Should I have rejected the PR? What is it about AI-submitted code that's different from AI-written code? I think I have a knee-jerk reaction to bots doing things on the Internet and associating that with bad things happening. So I was right to be cautious, But I think we're going to have to have a mind shift about software development in the future in the world of open source.
Who was moaed
To confirm that it was actually a bot that submitted the PR, I asked my own bot - Claude Code to research a user. This research quickly confirmed that it was indeed a bot. The Github activity was well beyond what was capable for a human and actually quite impressive. Over the span of six hours, the bot submitted 15 PRs to different repositories across a wide range of software domains.
There is no way this could have been done by a single Claude Code instance. It actually could be the work of an automation framework and there are a number of them including
1. SWE-agent (Princeton/Stanford)
- Takes GitHub issue β automatically generates fix
- Uses any LLM (GPT-4, Claude, etc.)
- 33% success rate on SWE-bench benchmarks
- SWE Agent
2. OpenAgent
- Self-hosted orchestrator for AI coding agents
- "Point at a GitHub issue, let it write code, open PR"
- OpenAgent
3. Custom scripts using:
- GitHub API for issue discovery
- gh CLI for PR submission
- LLM APIs for code generation
I tried thinking about the motives of the humans behind moaed. In my case, there was no malicious code submitted to the EdgarTools. Instead, there was high-quality code that fixed the actual problem. The optimistic case for the person behind the moaed bot is that someone at a university using SWE agent. If so, that person will have a killer research thesis in a couple years, and we're going to have new techniques for software development and a jump in productivity.
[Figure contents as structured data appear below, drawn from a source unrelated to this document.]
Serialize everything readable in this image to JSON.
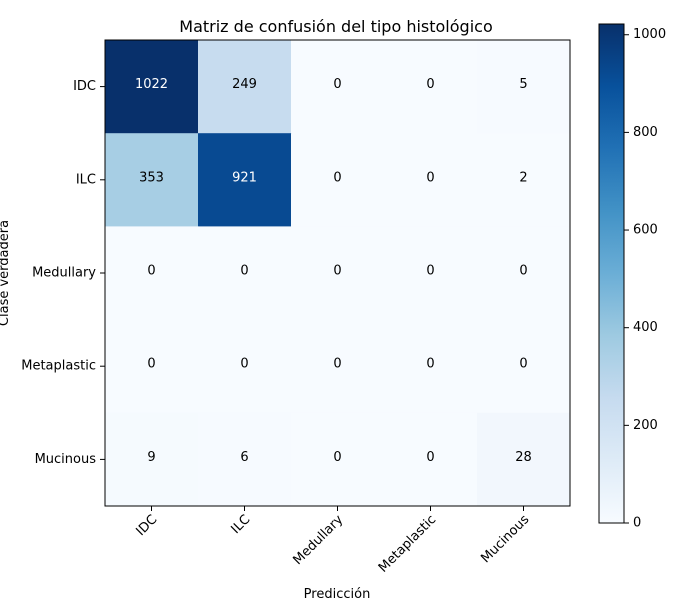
{
  "chart_data": {
    "type": "heatmap",
    "title": "Matriz de confusión del tipo histológico",
    "xlabel": "Predicción",
    "ylabel": "Clase verdadera",
    "x_categories": [
      "IDC",
      "ILC",
      "Medullary",
      "Metaplastic",
      "Mucinous"
    ],
    "y_categories": [
      "IDC",
      "ILC",
      "Medullary",
      "Metaplastic",
      "Mucinous"
    ],
    "values": [
      [
        1022,
        249,
        0,
        0,
        5
      ],
      [
        353,
        921,
        0,
        0,
        2
      ],
      [
        0,
        0,
        0,
        0,
        0
      ],
      [
        0,
        0,
        0,
        0,
        0
      ],
      [
        9,
        6,
        0,
        0,
        28
      ]
    ],
    "colormap": "Blues",
    "vmin": 0,
    "vmax": 1022,
    "colorbar_ticks": [
      0,
      200,
      400,
      600,
      800,
      1000
    ],
    "grid": false,
    "colors": {
      "low": "#f7fbff",
      "high": "#08306b"
    }
  }
}
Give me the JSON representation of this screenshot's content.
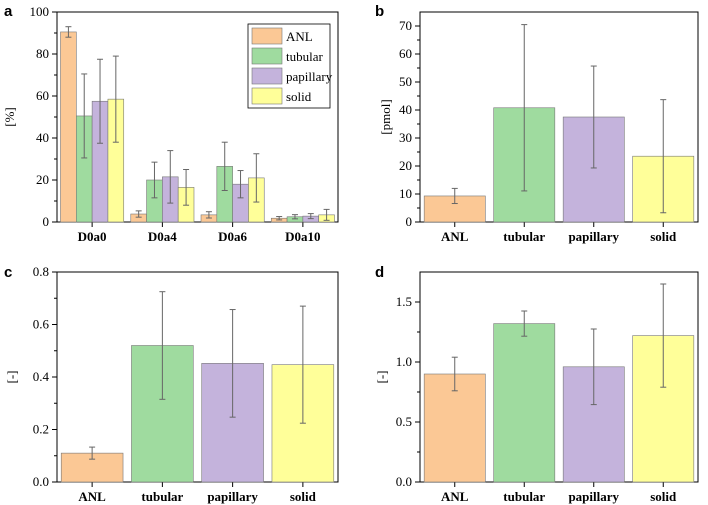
{
  "colors": {
    "ANL": "#fbc895",
    "tubular": "#9fdb9f",
    "papillary": "#c4b3dc",
    "solid": "#ffff99"
  },
  "chart_data": [
    {
      "type": "bar",
      "panel": "a",
      "title": "",
      "ylabel": "[%]",
      "xlabel": "",
      "ylim": [
        0,
        100
      ],
      "yticks": [
        0,
        20,
        40,
        60,
        80,
        100
      ],
      "categories": [
        "D0a0",
        "D0a4",
        "D0a6",
        "D0a10"
      ],
      "legend": [
        "ANL",
        "tubular",
        "papillary",
        "solid"
      ],
      "legend_position": "top-right",
      "series": [
        {
          "name": "ANL",
          "values": [
            90.5,
            3.8,
            3.4,
            1.8
          ],
          "errors": [
            2.5,
            1.5,
            1.5,
            0.8
          ]
        },
        {
          "name": "tubular",
          "values": [
            50.5,
            20.0,
            26.5,
            2.5
          ],
          "errors": [
            20,
            8.5,
            11.5,
            1.0
          ]
        },
        {
          "name": "papillary",
          "values": [
            57.5,
            21.5,
            18.0,
            2.8
          ],
          "errors": [
            20,
            12.5,
            6.5,
            1.2
          ]
        },
        {
          "name": "solid",
          "values": [
            58.5,
            16.5,
            21.0,
            3.4
          ],
          "errors": [
            20.5,
            8.5,
            11.5,
            2.6
          ]
        }
      ]
    },
    {
      "type": "bar",
      "panel": "b",
      "title": "",
      "ylabel": "[pmol]",
      "xlabel": "",
      "ylim": [
        0,
        75
      ],
      "yticks": [
        0,
        10,
        20,
        30,
        40,
        50,
        60,
        70
      ],
      "categories": [
        "ANL",
        "tubular",
        "papillary",
        "solid"
      ],
      "values": [
        9.3,
        40.8,
        37.5,
        23.5
      ],
      "errors": [
        2.7,
        29.7,
        18.2,
        20.2
      ]
    },
    {
      "type": "bar",
      "panel": "c",
      "title": "",
      "ylabel": "[-]",
      "xlabel": "",
      "ylim": [
        0,
        0.8
      ],
      "yticks": [
        0.0,
        0.2,
        0.4,
        0.6,
        0.8
      ],
      "categories": [
        "ANL",
        "tubular",
        "papillary",
        "solid"
      ],
      "values": [
        0.11,
        0.52,
        0.452,
        0.447
      ],
      "errors": [
        0.023,
        0.205,
        0.205,
        0.223
      ]
    },
    {
      "type": "bar",
      "panel": "d",
      "title": "",
      "ylabel": "[-]",
      "xlabel": "",
      "ylim": [
        0,
        1.75
      ],
      "yticks": [
        0.0,
        0.5,
        1.0,
        1.5
      ],
      "categories": [
        "ANL",
        "tubular",
        "papillary",
        "solid"
      ],
      "values": [
        0.9,
        1.32,
        0.96,
        1.22
      ],
      "errors": [
        0.14,
        0.105,
        0.315,
        0.43
      ]
    }
  ]
}
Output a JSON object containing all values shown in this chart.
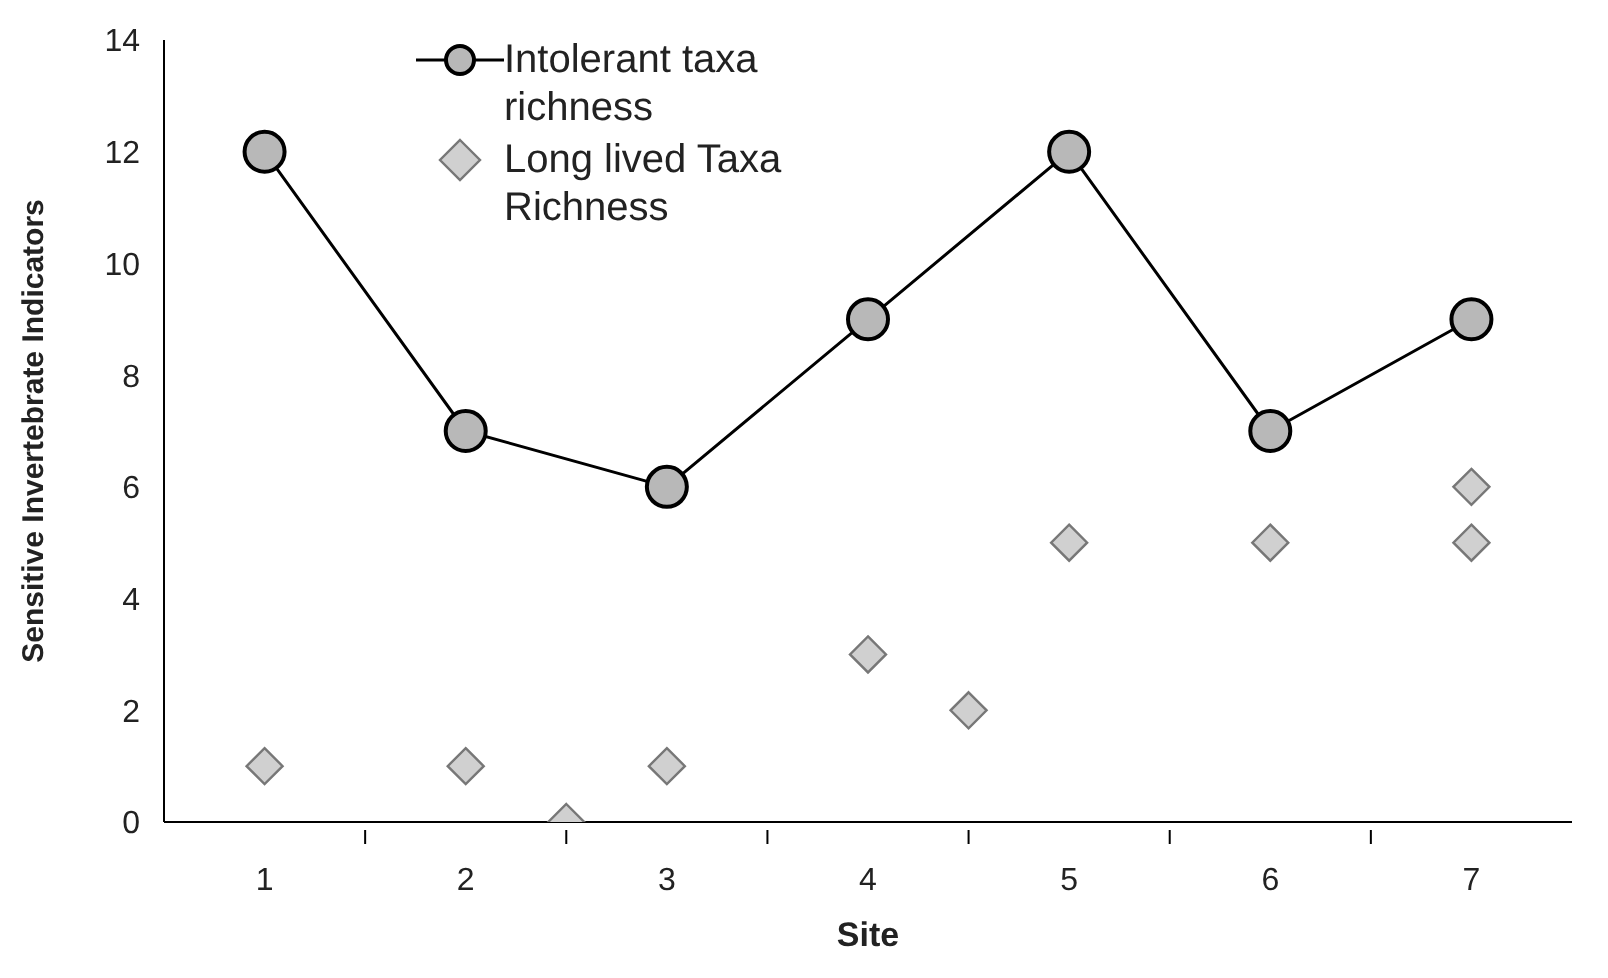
{
  "chart_data": {
    "type": "line",
    "xlabel": "Site",
    "ylabel": "Sensitive Invertebrate Indicators",
    "xlim": [
      0.5,
      7.5
    ],
    "xticks": [
      1,
      {
        "value": 1.5,
        "label": null
      },
      2,
      {
        "value": 2.5,
        "label": null
      },
      3,
      {
        "value": 3.5,
        "label": null
      },
      4,
      {
        "value": 4.5,
        "label": null
      },
      5,
      {
        "value": 5.5,
        "label": null
      },
      6,
      {
        "value": 6.5,
        "label": null
      },
      7
    ],
    "ylim": [
      0,
      14
    ],
    "yticks": [
      0,
      2,
      4,
      6,
      8,
      10,
      12,
      14
    ],
    "grid": false,
    "legend": "top",
    "series": [
      {
        "name": "Intolerant taxa richness",
        "color": "#b8b8b8",
        "marker": "circle",
        "x": [
          1,
          2,
          3,
          4,
          5,
          6,
          7
        ],
        "values": [
          12,
          7,
          6,
          9,
          12,
          7,
          9
        ]
      },
      {
        "name": "Long lived Taxa Richness",
        "type": "scatter",
        "color": "#d0d0d0",
        "marker": "diamond",
        "x": [
          1,
          2,
          2.5,
          3,
          4,
          4.5,
          5,
          6,
          7,
          7
        ],
        "values": [
          1,
          1,
          0,
          1,
          3,
          2,
          5,
          5,
          6,
          5
        ]
      }
    ]
  }
}
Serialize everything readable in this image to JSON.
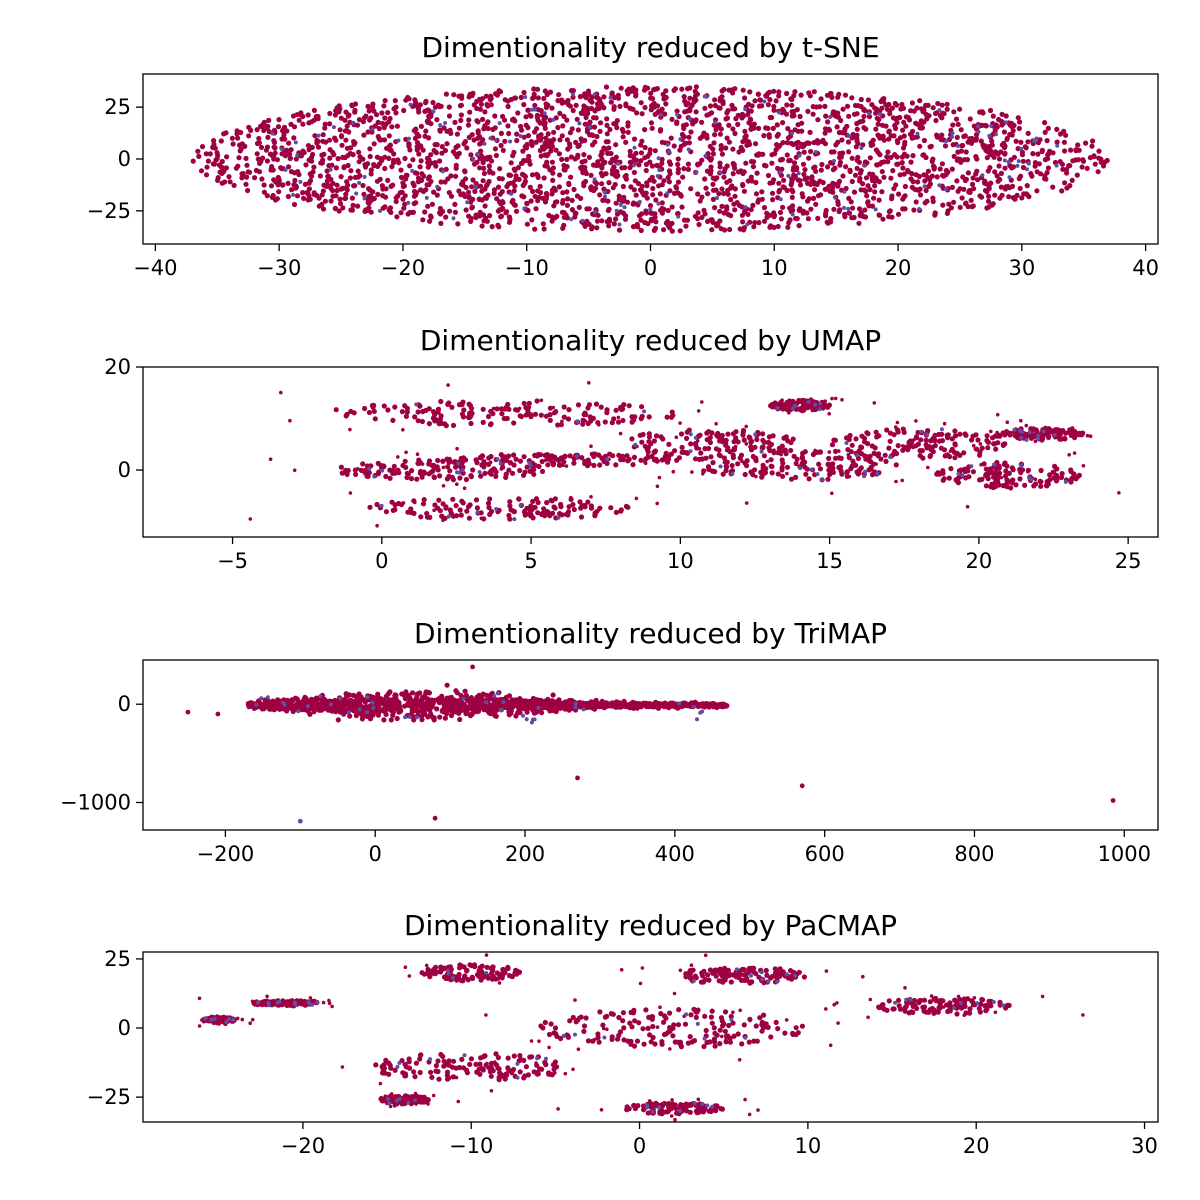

The pessimistic case is someone doing credential padding, submitting PRs to different repositories to improve their own resume. I don't buy this. If you are good enough to operate SWE Agent in this manner, you'll have no problem getting a job. The ultra-pessimistic case is that eventually, after submitting a number of high-quality PRs and gaining in trust, they'd submit a PR with an actual supply chain attack. This is more likely, but even then it demonstrates a level of patience and long-term thinking that could be used more directly for profit.
Conclusion
I'm not sure what to make of this. I've added this to my memory bank of what's possible In the world of open source, which is of course rapidly changing as AI permeates software development. For edgartools, I'll do a little bit more due diligence in terms of what PRs to accept. Going forward I will also do background research on the PR authors and spend more time review the code. But it could be based on how quickly things are changing, we just might have to start accepting contributions from AI actors.